United Airlines banned a crew member for allegedly providing a Muslim woman with an open soda can and tendered an apology to the Muslim female passenger for the discriminatory attitude.
A Muslim woman by the name of Tahera Ahmad was subjected to discrimination by a flight steward, when she was handed an opened soda can. When she demanded an unopened soda can instead, the flight steward told her that they served only opened can so that passengers could not use them as weapons. However, a fellow passenger was given a closed soda can, to which the Muslim passenger objected.
The apology came when Northwestern University’s president demanded an open-ended apology from United and rejected their previous one. On Wednesday, United Airlines issued an apology to the passenger and took responsibility for the incident.

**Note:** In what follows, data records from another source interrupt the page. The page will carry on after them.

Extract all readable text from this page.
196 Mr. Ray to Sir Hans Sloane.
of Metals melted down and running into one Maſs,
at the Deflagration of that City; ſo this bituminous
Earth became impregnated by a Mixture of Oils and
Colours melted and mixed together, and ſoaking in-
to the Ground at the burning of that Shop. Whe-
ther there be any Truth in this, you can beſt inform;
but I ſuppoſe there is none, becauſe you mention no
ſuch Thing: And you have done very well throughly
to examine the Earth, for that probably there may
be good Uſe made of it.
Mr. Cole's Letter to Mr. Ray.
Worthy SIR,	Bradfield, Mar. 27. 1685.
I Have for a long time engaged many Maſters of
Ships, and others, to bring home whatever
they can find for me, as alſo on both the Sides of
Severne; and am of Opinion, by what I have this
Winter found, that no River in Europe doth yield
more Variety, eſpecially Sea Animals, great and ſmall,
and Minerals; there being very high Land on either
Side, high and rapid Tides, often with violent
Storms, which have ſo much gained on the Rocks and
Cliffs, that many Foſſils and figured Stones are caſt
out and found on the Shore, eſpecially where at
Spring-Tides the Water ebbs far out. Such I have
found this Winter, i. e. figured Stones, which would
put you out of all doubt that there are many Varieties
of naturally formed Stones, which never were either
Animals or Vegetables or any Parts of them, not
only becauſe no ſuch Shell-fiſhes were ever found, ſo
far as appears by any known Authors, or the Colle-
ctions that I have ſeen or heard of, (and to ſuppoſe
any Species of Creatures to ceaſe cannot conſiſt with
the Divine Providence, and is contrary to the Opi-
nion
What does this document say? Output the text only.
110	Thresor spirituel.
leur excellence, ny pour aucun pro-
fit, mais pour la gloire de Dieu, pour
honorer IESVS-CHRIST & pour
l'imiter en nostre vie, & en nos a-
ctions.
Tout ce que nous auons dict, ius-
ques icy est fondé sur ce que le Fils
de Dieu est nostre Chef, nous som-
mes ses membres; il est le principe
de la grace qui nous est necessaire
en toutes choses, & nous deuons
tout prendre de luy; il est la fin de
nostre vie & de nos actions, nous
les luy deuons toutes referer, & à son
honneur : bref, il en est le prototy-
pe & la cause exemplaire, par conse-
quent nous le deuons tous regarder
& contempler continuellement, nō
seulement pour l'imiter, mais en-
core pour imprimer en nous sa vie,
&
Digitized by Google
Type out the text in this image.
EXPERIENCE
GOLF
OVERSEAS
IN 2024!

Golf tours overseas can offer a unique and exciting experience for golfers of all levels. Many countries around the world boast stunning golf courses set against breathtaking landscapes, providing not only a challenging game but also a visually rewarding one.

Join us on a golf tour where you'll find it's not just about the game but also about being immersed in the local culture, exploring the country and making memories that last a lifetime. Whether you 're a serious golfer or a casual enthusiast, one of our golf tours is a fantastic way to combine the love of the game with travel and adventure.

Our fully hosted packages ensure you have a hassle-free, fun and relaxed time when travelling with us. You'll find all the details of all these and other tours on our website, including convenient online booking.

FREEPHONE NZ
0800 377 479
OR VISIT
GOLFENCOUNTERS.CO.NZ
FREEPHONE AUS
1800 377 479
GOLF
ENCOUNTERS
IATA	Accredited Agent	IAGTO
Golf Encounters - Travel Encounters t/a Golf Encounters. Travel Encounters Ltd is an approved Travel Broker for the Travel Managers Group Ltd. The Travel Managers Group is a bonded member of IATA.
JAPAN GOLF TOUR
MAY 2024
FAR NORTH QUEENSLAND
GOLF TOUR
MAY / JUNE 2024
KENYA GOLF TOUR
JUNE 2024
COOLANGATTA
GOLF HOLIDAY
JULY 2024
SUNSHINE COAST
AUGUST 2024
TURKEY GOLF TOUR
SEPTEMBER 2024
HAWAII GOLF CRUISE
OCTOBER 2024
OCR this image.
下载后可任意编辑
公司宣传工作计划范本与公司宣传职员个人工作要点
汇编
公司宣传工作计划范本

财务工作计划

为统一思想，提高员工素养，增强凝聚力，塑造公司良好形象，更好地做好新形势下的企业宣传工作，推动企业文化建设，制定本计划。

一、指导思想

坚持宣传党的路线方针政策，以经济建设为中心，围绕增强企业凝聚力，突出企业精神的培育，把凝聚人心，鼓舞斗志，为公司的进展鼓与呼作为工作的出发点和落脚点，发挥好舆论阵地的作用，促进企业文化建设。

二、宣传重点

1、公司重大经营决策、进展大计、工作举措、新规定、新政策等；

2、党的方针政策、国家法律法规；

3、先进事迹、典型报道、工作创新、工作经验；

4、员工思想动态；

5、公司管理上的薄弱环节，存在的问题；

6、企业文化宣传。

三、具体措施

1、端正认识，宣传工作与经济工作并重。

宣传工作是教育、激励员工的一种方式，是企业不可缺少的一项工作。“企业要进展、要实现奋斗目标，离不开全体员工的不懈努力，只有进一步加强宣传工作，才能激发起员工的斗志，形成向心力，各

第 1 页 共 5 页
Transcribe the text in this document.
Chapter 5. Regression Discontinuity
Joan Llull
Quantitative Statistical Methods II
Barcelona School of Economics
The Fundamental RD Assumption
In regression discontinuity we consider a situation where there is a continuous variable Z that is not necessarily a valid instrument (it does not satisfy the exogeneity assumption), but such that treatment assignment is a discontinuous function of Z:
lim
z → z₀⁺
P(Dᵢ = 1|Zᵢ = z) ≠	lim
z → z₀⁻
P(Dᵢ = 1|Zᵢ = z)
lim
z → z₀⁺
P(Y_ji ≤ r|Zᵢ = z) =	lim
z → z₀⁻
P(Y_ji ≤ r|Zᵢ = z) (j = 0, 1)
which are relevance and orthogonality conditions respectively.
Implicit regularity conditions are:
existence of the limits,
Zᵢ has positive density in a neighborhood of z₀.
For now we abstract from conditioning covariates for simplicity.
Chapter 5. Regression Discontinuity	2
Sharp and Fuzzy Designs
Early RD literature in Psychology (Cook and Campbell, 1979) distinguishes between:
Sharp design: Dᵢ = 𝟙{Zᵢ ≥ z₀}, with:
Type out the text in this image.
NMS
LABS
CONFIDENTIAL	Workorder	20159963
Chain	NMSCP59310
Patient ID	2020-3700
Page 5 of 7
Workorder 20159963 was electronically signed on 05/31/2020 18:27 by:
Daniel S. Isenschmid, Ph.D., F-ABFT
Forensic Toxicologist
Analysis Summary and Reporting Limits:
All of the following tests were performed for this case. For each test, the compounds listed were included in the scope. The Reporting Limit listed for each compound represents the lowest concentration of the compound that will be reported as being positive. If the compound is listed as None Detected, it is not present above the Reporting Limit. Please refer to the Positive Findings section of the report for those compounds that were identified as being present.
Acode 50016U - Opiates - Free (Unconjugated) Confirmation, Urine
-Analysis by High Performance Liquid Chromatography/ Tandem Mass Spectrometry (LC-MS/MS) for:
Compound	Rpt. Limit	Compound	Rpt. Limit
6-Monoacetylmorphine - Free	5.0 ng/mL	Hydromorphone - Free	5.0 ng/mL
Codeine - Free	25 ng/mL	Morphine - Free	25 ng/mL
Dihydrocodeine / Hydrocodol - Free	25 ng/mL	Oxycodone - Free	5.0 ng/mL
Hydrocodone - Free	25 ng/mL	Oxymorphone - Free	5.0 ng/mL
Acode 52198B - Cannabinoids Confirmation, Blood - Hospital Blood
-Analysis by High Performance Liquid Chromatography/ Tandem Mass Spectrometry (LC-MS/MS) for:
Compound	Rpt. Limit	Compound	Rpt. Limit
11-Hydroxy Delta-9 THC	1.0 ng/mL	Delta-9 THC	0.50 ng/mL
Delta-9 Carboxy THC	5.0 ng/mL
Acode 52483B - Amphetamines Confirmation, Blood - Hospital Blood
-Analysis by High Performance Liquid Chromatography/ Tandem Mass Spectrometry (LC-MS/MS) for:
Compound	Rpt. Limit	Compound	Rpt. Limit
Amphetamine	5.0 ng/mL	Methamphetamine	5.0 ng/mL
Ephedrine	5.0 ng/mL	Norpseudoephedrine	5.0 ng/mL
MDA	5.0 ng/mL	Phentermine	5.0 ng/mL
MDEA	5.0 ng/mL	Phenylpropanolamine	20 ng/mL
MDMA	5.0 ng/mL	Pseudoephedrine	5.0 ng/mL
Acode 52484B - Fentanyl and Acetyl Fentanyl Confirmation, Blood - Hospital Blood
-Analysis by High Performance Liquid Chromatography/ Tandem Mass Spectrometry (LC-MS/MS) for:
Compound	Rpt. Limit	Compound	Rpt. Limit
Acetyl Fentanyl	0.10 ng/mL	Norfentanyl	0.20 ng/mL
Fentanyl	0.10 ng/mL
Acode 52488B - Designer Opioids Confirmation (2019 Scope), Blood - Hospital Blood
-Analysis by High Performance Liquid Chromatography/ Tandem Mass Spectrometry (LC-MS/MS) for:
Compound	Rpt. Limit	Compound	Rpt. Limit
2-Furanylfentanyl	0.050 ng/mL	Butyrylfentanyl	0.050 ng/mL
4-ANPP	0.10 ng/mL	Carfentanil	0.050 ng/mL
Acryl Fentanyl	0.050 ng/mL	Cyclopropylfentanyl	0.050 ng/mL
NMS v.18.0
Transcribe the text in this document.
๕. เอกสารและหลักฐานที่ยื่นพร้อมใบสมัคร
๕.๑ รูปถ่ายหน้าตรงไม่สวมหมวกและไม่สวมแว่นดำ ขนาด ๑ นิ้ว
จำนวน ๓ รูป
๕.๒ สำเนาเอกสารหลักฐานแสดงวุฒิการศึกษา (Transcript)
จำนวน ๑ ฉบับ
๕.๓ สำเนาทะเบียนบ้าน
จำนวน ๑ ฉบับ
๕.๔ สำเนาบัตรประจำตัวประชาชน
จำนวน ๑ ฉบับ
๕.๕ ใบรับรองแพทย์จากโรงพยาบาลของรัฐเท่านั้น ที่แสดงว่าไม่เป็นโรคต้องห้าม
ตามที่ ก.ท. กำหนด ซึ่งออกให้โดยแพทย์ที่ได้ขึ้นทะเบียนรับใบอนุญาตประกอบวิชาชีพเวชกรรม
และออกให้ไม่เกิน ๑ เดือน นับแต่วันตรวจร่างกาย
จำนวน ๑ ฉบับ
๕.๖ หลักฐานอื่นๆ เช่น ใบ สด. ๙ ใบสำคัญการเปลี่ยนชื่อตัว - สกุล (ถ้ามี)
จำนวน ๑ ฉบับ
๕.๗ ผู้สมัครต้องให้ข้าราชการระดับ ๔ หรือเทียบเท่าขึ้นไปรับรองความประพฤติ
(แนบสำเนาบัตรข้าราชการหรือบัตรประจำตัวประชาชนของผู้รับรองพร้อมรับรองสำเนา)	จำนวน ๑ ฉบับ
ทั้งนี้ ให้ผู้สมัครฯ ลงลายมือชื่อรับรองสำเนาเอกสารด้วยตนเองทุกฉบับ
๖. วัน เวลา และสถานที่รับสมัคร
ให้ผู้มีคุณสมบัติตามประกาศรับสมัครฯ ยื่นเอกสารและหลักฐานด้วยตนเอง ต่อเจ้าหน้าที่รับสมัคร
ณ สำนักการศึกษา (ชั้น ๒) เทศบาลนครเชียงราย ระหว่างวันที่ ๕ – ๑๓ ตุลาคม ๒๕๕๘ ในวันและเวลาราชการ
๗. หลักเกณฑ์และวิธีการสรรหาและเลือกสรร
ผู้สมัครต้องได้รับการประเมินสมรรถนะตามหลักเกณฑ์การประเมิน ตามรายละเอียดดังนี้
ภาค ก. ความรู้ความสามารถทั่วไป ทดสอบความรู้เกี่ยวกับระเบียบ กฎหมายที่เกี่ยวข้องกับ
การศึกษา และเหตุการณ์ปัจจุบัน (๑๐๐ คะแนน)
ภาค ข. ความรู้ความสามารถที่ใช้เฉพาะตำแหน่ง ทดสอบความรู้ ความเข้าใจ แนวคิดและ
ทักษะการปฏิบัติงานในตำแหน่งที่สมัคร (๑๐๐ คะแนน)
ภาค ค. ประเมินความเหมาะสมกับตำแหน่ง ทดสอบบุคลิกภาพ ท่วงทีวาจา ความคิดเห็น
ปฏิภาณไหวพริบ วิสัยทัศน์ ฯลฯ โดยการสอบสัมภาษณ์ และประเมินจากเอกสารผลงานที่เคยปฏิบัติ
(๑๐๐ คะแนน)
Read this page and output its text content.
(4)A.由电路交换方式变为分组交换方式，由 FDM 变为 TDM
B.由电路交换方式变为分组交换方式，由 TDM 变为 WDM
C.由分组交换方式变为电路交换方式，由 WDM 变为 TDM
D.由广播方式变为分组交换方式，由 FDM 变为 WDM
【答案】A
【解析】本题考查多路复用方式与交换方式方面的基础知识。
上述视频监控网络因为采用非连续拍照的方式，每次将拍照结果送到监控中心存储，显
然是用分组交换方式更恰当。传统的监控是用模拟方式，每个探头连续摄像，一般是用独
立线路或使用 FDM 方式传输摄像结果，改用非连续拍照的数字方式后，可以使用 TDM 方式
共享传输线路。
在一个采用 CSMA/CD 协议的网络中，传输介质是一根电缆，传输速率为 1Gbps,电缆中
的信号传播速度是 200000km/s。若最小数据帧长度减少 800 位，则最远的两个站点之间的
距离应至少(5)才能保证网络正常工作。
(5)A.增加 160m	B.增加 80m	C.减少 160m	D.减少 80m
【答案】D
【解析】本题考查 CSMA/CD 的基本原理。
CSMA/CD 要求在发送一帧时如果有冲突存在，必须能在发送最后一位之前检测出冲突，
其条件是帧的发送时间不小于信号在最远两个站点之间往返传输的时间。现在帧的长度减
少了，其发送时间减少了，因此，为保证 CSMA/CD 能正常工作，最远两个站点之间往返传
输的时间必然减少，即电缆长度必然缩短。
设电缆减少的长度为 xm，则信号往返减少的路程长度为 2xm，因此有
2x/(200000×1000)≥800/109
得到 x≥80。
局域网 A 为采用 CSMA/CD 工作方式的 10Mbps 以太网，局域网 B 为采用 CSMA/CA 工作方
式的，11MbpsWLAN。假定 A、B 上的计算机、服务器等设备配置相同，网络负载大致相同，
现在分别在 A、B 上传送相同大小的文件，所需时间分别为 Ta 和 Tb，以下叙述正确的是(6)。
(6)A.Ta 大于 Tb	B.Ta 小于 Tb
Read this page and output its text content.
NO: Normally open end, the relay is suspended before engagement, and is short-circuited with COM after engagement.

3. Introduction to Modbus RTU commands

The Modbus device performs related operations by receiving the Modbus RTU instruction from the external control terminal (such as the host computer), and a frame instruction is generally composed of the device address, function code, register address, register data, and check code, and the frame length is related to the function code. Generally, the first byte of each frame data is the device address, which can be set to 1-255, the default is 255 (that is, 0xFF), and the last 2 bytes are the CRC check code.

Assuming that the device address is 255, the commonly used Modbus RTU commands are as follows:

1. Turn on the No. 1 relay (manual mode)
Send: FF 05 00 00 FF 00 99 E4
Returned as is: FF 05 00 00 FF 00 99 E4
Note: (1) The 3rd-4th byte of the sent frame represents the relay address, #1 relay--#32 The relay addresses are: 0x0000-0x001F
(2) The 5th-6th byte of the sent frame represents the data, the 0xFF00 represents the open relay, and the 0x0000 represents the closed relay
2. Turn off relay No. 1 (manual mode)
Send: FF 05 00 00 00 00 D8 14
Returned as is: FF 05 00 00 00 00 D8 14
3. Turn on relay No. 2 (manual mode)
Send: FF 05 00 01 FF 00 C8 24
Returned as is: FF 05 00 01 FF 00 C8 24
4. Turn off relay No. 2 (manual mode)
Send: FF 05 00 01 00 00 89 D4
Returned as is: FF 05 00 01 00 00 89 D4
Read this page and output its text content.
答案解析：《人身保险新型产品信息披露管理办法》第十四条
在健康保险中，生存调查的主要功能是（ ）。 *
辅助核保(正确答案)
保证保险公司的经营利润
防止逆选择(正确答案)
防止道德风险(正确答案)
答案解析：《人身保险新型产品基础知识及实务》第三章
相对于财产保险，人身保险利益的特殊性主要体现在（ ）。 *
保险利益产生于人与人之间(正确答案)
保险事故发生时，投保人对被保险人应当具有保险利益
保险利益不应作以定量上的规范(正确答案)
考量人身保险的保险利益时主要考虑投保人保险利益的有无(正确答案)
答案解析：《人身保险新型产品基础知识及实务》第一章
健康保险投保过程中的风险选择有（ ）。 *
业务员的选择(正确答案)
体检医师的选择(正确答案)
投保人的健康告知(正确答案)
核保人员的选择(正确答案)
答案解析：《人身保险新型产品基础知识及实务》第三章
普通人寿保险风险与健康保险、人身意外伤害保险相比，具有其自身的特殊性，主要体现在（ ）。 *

“While United did not operate the flight, Ms. Ahmad was our customer and we apologize to her for what occurred on the flight. United does not tolerate behavior that is discriminatory – or that appears to be discriminatory – against our customers or employees.”
Tahira Ahmad gave away the details regarding the incident on
a Facebook post and narrated what went down, when she was on a United flight that was enroute to Washington DC from Chicago. After the flight steward had told her that it was company policy not to hand over unopened cans to passengers as they could be used as weapons, but proceeded to hand unopened cans to others, she protested. Upon her protest, another passenger abused her and told her,”You Muslim need to shut up.”Ms.Ahmad stated that her aim was not to get the flight steward fired or have her services terminated. But that the airline admit its mistake and take correct measures in the future.
“I want to make it very clear to the public that my intentions are NOT to get the flight attendant who behaved very rudely towards me fired. I simply did not expect United Airlines to dismiss the unwarranted and unfortunate rude behavior, discrimination and hateful words but rather acknowledge their accountability and role in the painful experience and share corrective measures within their training to prevent this from happening again regardless of their race, religion, gender, sex, or socioeconomic background.”